Tiere aus Tötungsanlagen im Ausland werden auch in den Landkreis Ebersberg vermittelt. Doch die Rettungsaktionen enden nicht immer glücklich.

Von Annalena Ehrlicher

Einen kleinen Knick im Ohr, beige meliertes kurzes Fell und eine tragische Geschichte hat der vier Monate alte Mischlingsrüde Gouda. "Einfach auf der Straße entsorgt" wurde der niedliche Hund, so steht es in seiner Biografie auf der Tiervermittlungsseite "Pfotenretter Ungarn". Dennoch sei er "verspielt und freundlich" sowie kompatibel mit allen Artgenossen und Kindern.

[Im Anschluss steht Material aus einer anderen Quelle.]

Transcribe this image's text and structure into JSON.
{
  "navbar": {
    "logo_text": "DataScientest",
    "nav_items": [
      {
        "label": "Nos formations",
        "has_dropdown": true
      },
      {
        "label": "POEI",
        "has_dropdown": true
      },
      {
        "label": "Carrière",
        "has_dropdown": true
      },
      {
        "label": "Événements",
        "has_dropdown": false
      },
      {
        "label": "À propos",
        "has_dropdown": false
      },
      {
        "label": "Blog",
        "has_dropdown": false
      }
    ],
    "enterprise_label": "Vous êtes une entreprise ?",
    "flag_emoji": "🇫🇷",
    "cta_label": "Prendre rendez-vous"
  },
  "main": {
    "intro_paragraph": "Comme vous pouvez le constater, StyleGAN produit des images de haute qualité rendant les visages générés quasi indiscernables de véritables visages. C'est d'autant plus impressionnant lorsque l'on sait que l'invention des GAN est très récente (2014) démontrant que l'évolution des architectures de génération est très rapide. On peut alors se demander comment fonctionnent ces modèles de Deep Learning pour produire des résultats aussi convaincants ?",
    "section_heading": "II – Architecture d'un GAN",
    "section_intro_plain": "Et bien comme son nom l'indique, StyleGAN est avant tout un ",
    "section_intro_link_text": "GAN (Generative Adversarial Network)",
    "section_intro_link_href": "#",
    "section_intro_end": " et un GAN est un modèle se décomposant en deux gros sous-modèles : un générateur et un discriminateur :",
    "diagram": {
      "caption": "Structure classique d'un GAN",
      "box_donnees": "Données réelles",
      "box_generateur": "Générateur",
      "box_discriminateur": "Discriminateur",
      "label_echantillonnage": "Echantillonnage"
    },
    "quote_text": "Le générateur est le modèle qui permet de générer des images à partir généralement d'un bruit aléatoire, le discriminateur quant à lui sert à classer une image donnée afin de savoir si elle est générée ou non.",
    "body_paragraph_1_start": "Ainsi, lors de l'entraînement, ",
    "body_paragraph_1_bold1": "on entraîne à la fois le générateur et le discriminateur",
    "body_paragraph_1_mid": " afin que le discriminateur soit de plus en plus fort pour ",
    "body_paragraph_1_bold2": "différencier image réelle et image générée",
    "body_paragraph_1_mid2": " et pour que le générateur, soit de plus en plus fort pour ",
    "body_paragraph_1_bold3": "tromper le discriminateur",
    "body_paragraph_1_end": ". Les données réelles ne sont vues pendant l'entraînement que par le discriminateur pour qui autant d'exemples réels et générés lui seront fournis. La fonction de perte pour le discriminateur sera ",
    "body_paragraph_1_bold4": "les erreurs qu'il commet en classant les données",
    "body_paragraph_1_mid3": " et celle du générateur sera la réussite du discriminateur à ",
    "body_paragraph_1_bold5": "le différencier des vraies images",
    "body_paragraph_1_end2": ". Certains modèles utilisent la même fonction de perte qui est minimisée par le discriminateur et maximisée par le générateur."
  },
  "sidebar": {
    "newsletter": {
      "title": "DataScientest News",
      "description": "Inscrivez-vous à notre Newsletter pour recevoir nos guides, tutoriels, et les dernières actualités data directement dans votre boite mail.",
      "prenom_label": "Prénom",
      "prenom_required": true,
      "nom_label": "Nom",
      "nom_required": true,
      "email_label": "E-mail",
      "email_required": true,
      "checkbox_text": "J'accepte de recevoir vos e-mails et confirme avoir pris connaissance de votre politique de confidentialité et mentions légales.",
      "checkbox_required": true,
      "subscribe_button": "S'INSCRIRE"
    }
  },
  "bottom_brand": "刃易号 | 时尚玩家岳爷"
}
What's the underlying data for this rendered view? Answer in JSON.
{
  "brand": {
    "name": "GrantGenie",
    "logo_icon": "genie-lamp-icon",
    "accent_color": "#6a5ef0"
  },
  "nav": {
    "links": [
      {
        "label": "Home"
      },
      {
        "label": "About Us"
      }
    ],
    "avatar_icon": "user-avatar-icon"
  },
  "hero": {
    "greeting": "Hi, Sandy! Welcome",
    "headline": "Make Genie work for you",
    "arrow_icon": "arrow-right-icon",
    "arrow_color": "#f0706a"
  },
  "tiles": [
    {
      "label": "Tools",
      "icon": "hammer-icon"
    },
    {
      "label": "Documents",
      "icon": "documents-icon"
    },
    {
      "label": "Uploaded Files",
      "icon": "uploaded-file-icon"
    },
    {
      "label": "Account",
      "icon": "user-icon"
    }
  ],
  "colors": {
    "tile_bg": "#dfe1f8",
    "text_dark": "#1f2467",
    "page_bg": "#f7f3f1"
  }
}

Gouda ist einer von zahlreichen Straßenhunden, die im europäischen Ausland von Tierschutzorganisationen eingesammelt und aufgepäppelt werden - mit dem Ziel, im Anschluss in einem geeigneten Umfeld untergebracht zu werden. "Das Problem dabei ist jedoch, dass die Hunde, die übers Internet vermittelt werden, manchmal dann eben doch nicht so sind, wie die Familien sich das vorstellen", berichtet die Vorsitzende des Ebersberger Tierschutzvereins, Evelyn Bauer.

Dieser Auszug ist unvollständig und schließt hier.